Basically, I'm wondering what the basic protocol is for sending data to a MySQL server over an internet connection (my device has data). Like how do I connect to the server and publish data to it?
I'm experienced with MQTT and I think I could do TCP as well but I'm looking for a protocol that is not super power-intensive and I can't use anything that requires an operating system, like a python script.
To be clear, I am NOT asking you to tell me every step for how this is done, but basically what protocol and what tools could I use? Anything you can tell me would be appreciated.
I was thinking that I could use the MySQL client C code to help write a driver that could allow me to connect to the server. I'm experienced with writing drivers and the microcontroller I'm using uses C.
Upvotes: 1
Views: 585
Reputation: 334
Build a simple server that communicates with whatever gathered data and then use the server so send the data to MySQL with the help of MySQL connector. Building part of the protocol will quite time consuming. - nbk
If you "can't use anything that requires an operating system" you need some middleware that can run the MySQL client driver to talk to the database, you will then use MQTT to pass data between your sensor and the middleware. If you don't want to write this middleware yourself, something like Node-RED might come handy.

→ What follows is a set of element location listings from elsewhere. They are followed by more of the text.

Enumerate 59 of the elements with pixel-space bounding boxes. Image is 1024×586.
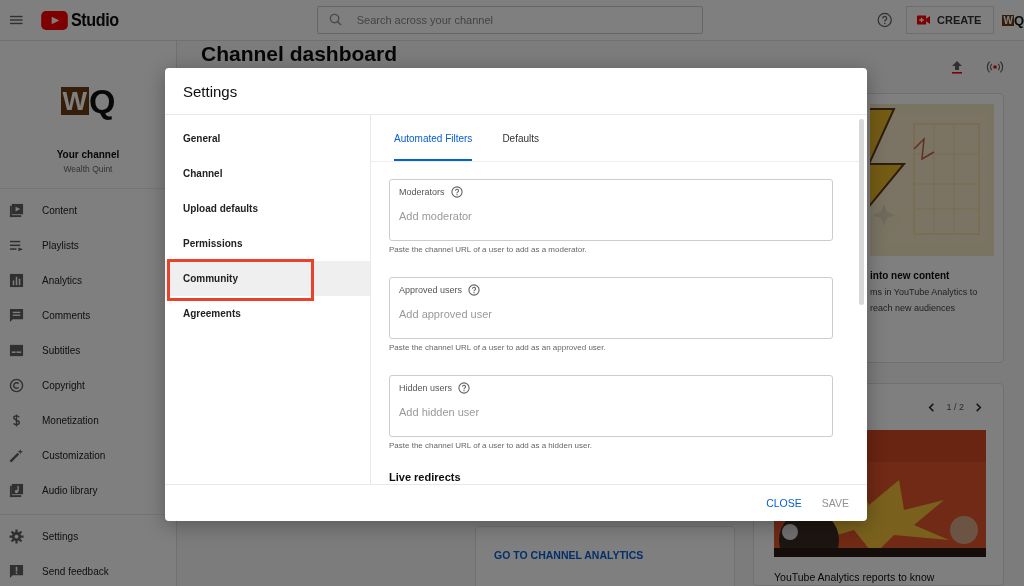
play-logo-icon xyxy=(40,10,68,30)
card-text: reach new audiences xyxy=(870,303,957,313)
field-label: Hidden users xyxy=(399,383,453,393)
live-broadcast-icon[interactable] xyxy=(986,59,1004,75)
page-counter: 1 / 2 xyxy=(946,402,964,412)
content-icon xyxy=(9,203,24,218)
comments-icon xyxy=(9,308,24,323)
field-label: Approved users xyxy=(399,285,463,295)
sidebar-item[interactable]: Send feedback xyxy=(0,554,176,586)
tab[interactable]: Automated Filters xyxy=(394,115,473,161)
channel-logo: WQ xyxy=(60,81,116,121)
help-icon[interactable] xyxy=(450,186,463,198)
page-title: Channel dashboard xyxy=(201,42,399,66)
input-field[interactable]: Add approved user xyxy=(399,308,823,320)
section-heading: Live redirects xyxy=(389,471,462,483)
sidebar-item[interactable]: Settings xyxy=(0,519,176,554)
sidebar-item[interactable]: Audio library xyxy=(0,473,176,508)
search-icon xyxy=(328,13,342,26)
tab[interactable]: Defaults xyxy=(502,115,540,161)
audio-icon xyxy=(9,483,24,498)
input-field[interactable]: Add moderator xyxy=(399,210,823,222)
field-label: Moderators xyxy=(399,187,445,197)
channel-title: Your channel xyxy=(56,149,120,160)
sidebar-item[interactable]: Monetization xyxy=(0,403,176,438)
chevron-left-icon[interactable] xyxy=(927,402,937,412)
feedback-icon xyxy=(9,564,24,579)
dialog-title: Settings xyxy=(183,82,238,100)
field-hint: Paste the channel URL of a user to add as an approved user. xyxy=(389,343,607,352)
field-hint: Paste the channel URL of a user to add as a moderator. xyxy=(389,245,588,254)
search-field[interactable]: Search across your channel xyxy=(316,6,703,34)
scrollbar[interactable] xyxy=(859,119,864,305)
chevron-right-icon[interactable] xyxy=(974,402,983,412)
sidebar-item[interactable]: Subtitles xyxy=(0,333,176,368)
settings-icon xyxy=(9,529,24,544)
settings-nav-item[interactable]: Community xyxy=(165,261,370,296)
video-title: YouTube Analytics reports to know xyxy=(774,571,936,583)
create-button[interactable]: CREATE xyxy=(906,6,995,34)
video-add-icon xyxy=(917,15,930,25)
help-icon[interactable] xyxy=(468,284,481,296)
menu-icon[interactable] xyxy=(10,15,23,25)
settings-nav-item[interactable]: General xyxy=(165,121,370,156)
analytics-icon xyxy=(9,273,24,288)
settings-nav-item[interactable]: Channel xyxy=(165,156,370,191)
subtitles-icon xyxy=(9,343,24,358)
input-field[interactable]: Add hidden user xyxy=(399,406,823,418)
card-text: ms in YouTube Analytics to xyxy=(870,287,979,297)
customization-icon xyxy=(9,448,24,463)
brand-name: Studio xyxy=(70,9,119,31)
channel-name: Wealth Quint xyxy=(63,164,113,174)
channel-analytics-link[interactable]: GO TO CHANNEL ANALYTICS xyxy=(494,549,644,561)
playlists-icon xyxy=(9,238,24,253)
close-button[interactable]: CLOSE xyxy=(758,491,810,515)
sidebar-item[interactable]: Customization xyxy=(0,438,176,473)
sidebar-item[interactable]: Copyright xyxy=(0,368,176,403)
copyright-icon xyxy=(9,378,24,393)
field-hint: Paste the channel URL of a user to add as a hidden user. xyxy=(389,441,593,450)
help-icon[interactable] xyxy=(458,382,471,394)
help-icon[interactable] xyxy=(876,12,892,28)
card-heading: into new content xyxy=(870,270,951,281)
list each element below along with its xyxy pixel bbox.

You certainly can reimplement the driver for your MC, though I personally would not want to waste the time on something like this when I can assemble a solution from existing components. Database protocols are typically chatty, synchronous, and sensitive to network quality, and I wouldn't want to waste my MC cycles on that when I can make middleware do that asynchronously. - mustaccio
Simply "reverse ssh port forwarding"? That can be done, I think, with a single ssh
command at one (or both) end of the connection. MySQL, by default, needs the client to connect on port 3306 to the server. - rick-james
Upvotes: 0
Reputation: 696
You need no direct connection to the DB at all. Your cellular device should be able to establish tcp connection to the ipaddress/port and to send the byte-stream through the connection. It can be the dumb unidirectional protocol with losses.
You need some service that can listen on the other side, that can parse your byte-stream, can fetch the correct packets from it and then send the data to the database. Speaking frankly that service can even be written in linux shell:
nc -lk 1234 | collector.sh
where collector.sh
is a script like that:
#!/bin/sh
while read LINE
do
# $LINE parsing and all the staff
mysql -e "INSERT INTO mygps.nmea (lat,lon,dtime) VALUES ($LAT, $LON, $DTIME);"
done <<< /dev/stdin
####
Sure it isn't a best solution but it was really helpful for me at the very beginning. Then you can proceed the gathered data in any desired way.